2. The most wide-read book on Tibet is T. Lopsang Rampa's The Third Eye. I 
don't know if that quantitative claim is true (I confess to having read it 
back in my high school days -- always found it suspicious), but I know it 
still has its fans (including a Vietnamese monk friend who refuses to 
believe that it's a hoax). Are people still reading that tripe? It was 
understandable some decades ago when the available literature in English on 
Tibet was miniscule, but today, with Snow Lion, et al. pumping out 
Tibetophilic offerings at an alarming rate (and often questionable quality), 
why would anyone want to revert to Rampa's nonsense?

3. "Tibetans have never heard of the Tibetan Book of the Dead". Well, that's 
a bit of Madison Ave oversell. That's like saying New Yorkers have never 
heard of NY Pizza (since no one calls it that in NY).

4. Here's a Lopezism that most scholars I know have not found persuasive 
(Richard, you're our resident Skt grammarian -- I think you've already 
weighed in on this on buddha-l, here's a chance to revisit the issue). I 
quote Lopez:

"Here is something for the initiated: The most famous of all Buddhist 
mantras, om mani padme hum, does not mean "the jewel in the lotus." It means 
instead, "O Jewel-Lotus." Nineteenth-century European scholars of Sanskrit 
misread a vocative ending as a locative ending, thus thinking that the jewel 
(mani) was in the lotus (padme)..."

Richard, set us straight, but my grammar sources tell me that the vocative 
of padma is padma, and that padme is indeed a locative. This was supposed to 
be one of Lopez's big hermeneutic discoveries. I don't buy it.
http://sanskrit.inria.fr/cgi-bin/sktdeclin?t=VH&q=padma&g=Mas&font=roma

5. "The most common Western name for Tibetan Buddhism, "Lamaism," is 
considered a disparaging term by Tibetans." This is a subject that has been 
recently discussed on buddha-l, and one of the facts that came into evidence 
was that whoever it was that found the term objectionable, that did not 
include Tibetans who, as was demonstrated, continue to use it themselves.

6. "Because Tibet never became a European colony, it remained-and for many, 
continues to remain-a land of mystery for the West." Oh?! That's the reason? 
How post-colonial of Lopez to notice that!
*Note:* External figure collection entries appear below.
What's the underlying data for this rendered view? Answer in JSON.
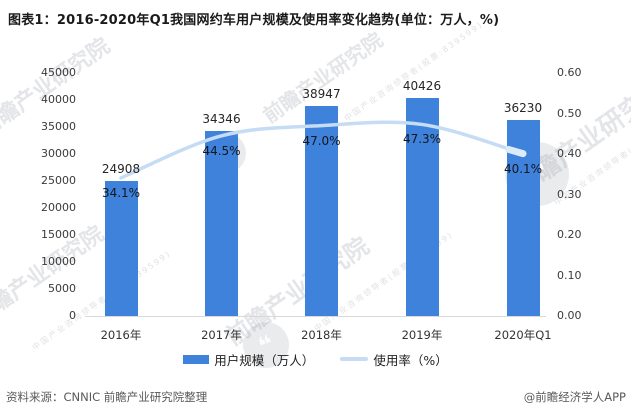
{
  "title": "图表1：2016-2020年Q1我国网约车用户规模及使用率变化趋势(单位：万人，%)",
  "chart_data": {
    "type": "bar",
    "subtype": "bar-line-combo",
    "categories": [
      "2016年",
      "2017年",
      "2018年",
      "2019年",
      "2020年Q1"
    ],
    "series": [
      {
        "name": "用户规模（万人）",
        "type": "bar",
        "values": [
          24908,
          34346,
          38947,
          40426,
          36230
        ],
        "labels": [
          "24908",
          "34346",
          "38947",
          "40426",
          "36230"
        ],
        "color": "#3e82dc",
        "axis": "left"
      },
      {
        "name": "使用率（%）",
        "type": "line",
        "values": [
          0.341,
          0.445,
          0.47,
          0.473,
          0.401
        ],
        "labels": [
          "34.1%",
          "44.5%",
          "47.0%",
          "47.3%",
          "40.1%"
        ],
        "color": "#c5dcf4",
        "axis": "right"
      }
    ],
    "left_axis": {
      "min": 0,
      "max": 45000,
      "step": 5000,
      "ticks": [
        "45000",
        "40000",
        "35000",
        "30000",
        "25000",
        "20000",
        "15000",
        "10000",
        "5000",
        "0"
      ]
    },
    "right_axis": {
      "min": 0.0,
      "max": 0.6,
      "step": 0.1,
      "ticks": [
        "0.60",
        "0.50",
        "0.40",
        "0.30",
        "0.20",
        "0.10",
        "0.00"
      ]
    },
    "grid": false,
    "legend_position": "bottom"
  },
  "footer": {
    "source": "资料来源：CNNIC 前瞻产业研究院整理",
    "credit": "@前瞻经济学人APP"
  },
  "watermark": {
    "brand": "前瞻产业研究院",
    "tagline": "中国产业咨询领导者(股票:839599)"
  }
}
7. "Tibet was not a non-violent society, even after the Dalai Lamas assumed 
secular control in 1642." And he goes on to offer some important examples. 
This is the sort of myth-busting that will throw Richard into apoplexy 
(perhaps he will give us a demonstration of a Western scholar declaring the 
last five hundred years of Tibetan Buddhism to not be Buddhist, or to be a 
decadent misundertanding of Buddhism?). Reminder that _Buddhist Warfare_, 
ed. by Michael Jerryson and Mark Juergensmeyer --  
http://tinyurl.com/yeyufef -- is now available. I've got my copy. Important 
reading for self-styled Western Buddhists.